После ухода врача Поль сказал ему:
— Ты переедешь к нам. Машина внизу. Мы отнесем тебя на руках…
И тогда старик, собравшись с силами, запротестовал:
— Нет… Не хочу… Не хочу.
Он только чуть повысил голос, но и этого оказалось достаточно, чтобы пробудилась боль в груди. Откашлявшись и сплюнув мокроту, старик ощутил такую слабость, что уже не пытался больше противиться. Он лишь сказал, что нужно будет взять из дому. Попросил положить в сумку бритву, помазок, ремень для правки лезвия, бумажник, где лежали деньги, и ценные бумаги.
— Если тебе еще что понадобится, — сказал Поль, — я потом принесу.
— Как-никак, вы могли бы выходить меня и здесь, — прошептал отец. — Надо бы вызвать Жюльена… Его жену…
— Помолчи, — сказал Поль, и голос у него был резкий и свистящий. — Теперь уже не тебе решать.

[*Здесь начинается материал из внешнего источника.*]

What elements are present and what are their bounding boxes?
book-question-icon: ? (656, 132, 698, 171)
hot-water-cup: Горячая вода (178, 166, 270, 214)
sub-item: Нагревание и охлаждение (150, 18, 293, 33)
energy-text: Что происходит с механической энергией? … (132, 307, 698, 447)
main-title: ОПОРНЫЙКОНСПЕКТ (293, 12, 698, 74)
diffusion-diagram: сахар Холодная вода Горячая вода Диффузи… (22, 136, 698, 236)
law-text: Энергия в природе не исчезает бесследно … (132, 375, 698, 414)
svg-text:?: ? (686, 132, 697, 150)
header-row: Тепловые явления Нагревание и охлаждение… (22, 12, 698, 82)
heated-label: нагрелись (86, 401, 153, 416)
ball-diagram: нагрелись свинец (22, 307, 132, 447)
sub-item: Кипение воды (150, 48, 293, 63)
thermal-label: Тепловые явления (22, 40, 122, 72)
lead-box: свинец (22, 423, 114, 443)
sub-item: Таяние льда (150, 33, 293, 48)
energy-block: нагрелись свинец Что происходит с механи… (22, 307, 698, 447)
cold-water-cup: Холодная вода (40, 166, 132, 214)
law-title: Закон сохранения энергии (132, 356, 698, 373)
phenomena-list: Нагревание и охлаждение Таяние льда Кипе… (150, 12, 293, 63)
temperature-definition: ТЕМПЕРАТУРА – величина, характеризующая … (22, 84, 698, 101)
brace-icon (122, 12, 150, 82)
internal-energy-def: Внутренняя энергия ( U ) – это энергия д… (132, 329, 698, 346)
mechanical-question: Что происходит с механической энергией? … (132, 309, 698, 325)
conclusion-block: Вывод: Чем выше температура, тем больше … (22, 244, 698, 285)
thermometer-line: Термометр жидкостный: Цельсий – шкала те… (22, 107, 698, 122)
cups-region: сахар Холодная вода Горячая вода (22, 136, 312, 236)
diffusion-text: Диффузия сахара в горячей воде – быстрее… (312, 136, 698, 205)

У нас нет никого, кто мог бы здесь за тобой ухаживать, и потом в нашем доме тебе будет теплее.
— Не кричи, — взмолился отец. — Не кричи.
Он чувствовал, что слаб, как ребенок, и это ощущение еще усилилось, когда его завернули в одеяло и понесли. Один из шоферов сына, рослый тридцатилетний малый, который помогал отцу укладывать дрова, взял его на руки и легко поднял.
— Не бойтесь, дедушка, — сказал он, — все будет хорошо. Мигом окажетесь в машине.